Get Twitter Followers. This phrase runs rampant in the social media world – at least the world that I play in. I see Tweets about this stuff all the time, and blog posts and ads ad nauseum. Seriously. If you came to this post thinking I’m going to tell you that it’s a good idea to get (which really means “buy” Twitter followers) – from anywhere – you need more than more Twitter followers – you need a brain.
“Targeted Twitter followers.” What exactly does that mean? I ran across one of those low-rent scam services (which is what inspired this post), and couldn’t resist digging deeper. As I did, I noticed a great call to action (e.g. “Buy Now”), but a lack of clarity when it came to explaining how it is that they really deliver. I suppose customers just have to trust that they know best.
Oh, and I’m sure they do. I’m sure that if you sign up for any one of those super duper, cost effective, pain-free services that they’ll go out and spend a whole lot of time finding just the right people for you to follow. Seriously people. This is the kind of crap that smart scammers dream up to try and hook people who either don’t know any better or who are – well, you guessed it – just plain too dumb to know any better.
This gig – and a ton of others just like it – is a scam. If you think that you can seriously buy followers on Twitter (or anywhere) and that that will do you one bit of good, you need a reality check. Here’s a newsflash: social media is no different than real life. You don’t buy followers, you earn them. And, if you’re the real deal, that can lead to credibility and even some influence. And you don’t buy credibility you prove you’re credible. You don’t buy influence, you do or say or contribute to the community in ways that allow you to build a reputation as an someone who knows what they’re doing. That’s influence. No matter what the Klout flouters say.

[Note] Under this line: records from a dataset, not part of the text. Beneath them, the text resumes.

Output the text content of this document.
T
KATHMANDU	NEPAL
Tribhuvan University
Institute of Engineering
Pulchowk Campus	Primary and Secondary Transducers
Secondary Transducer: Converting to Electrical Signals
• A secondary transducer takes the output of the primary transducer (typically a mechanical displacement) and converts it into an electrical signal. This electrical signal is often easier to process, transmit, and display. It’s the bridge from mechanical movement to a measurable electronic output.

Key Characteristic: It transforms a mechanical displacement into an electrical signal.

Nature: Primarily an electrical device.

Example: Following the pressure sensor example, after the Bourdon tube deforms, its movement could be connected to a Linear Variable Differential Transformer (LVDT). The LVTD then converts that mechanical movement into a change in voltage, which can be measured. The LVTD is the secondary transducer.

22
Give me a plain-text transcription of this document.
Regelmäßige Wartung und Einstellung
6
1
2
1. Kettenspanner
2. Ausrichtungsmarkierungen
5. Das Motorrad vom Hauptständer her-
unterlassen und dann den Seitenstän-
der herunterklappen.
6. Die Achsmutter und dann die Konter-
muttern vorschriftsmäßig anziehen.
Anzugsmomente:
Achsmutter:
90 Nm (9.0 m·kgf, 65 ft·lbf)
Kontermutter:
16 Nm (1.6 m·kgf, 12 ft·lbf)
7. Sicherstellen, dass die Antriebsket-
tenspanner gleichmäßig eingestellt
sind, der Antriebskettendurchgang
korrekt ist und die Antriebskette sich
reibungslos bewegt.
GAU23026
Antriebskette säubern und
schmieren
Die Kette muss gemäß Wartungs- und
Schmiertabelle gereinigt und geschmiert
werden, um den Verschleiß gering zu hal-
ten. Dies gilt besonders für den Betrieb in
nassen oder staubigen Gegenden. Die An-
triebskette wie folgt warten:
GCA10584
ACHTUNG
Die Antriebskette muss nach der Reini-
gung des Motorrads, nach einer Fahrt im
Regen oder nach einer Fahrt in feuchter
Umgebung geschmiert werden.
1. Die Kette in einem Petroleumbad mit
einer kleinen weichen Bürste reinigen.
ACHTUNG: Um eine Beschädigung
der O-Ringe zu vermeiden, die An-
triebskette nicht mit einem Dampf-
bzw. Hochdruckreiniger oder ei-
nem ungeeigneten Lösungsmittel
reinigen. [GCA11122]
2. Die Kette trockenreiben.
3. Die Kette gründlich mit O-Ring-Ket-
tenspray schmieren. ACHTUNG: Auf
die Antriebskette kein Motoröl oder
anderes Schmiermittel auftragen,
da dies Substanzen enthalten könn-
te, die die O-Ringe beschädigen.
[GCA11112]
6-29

And by the way, you can go to Google and search “get targeted Twitter followers” and find these services out the wazoo. I’m not going to give them any help by mentioning or linking to them here, but I will admit to clicking on all their links multiple times, just to give their PPC campaigns a little spike. That’s the devil in me – it couldn’t be helped.
I can point you to a myriad of spammers (or just plain morons) who clearly buy followers and/or use bots to find people to follow on Twitter and build their numbers. Those are the accounts (I can’t call them “people” because I’m not convinced that they are) that are clearly on autopost 24 hours a day, 7 days a week. They are the accounts that have 20K followers (or more) and a fairly equal number of folks they’re following in return, but that have an easily identifiable and disproportionately small number of tweets. Those are the accounts that you can scan for days on end and never once see an @reply to any other Twitter user or any kind of conversation whatsoever. These are accounts that are used as broadcast channels, which is the antithesis of what social media is all about.
Bottom line, quit thinking that social media can be gamed. That it can be done effectively in 10 minutes or less a week. No matter how many social media ninja, guru, rockstar experts tell you that – it’s just not true. If you buy into that crap, I’ll sell you some swamp land in Florida AND a set of Ginsu knives and toss in rock solid abs without any exercise to boot. If you want to integrate social media into your marketing strategy, that’s terrific. But the only way it’s going to be effective – and produce results – is if you build your channels intelligently. And if you don’t stand on a street corner asking for friends and handling out dollar bills in real life, why ever would you think that’s appropriate in the social media realm?
Wise up. Rarely do things that are worthwhile come without some kind of effort. And social media – well, I hate to tell you, but to really be effective, it requires that you not forget the “social” part. Relationships don’t usually get built overnight. Trust rarely happens that quickly either. Those things – they require work. Good, old-fashioned, hard work.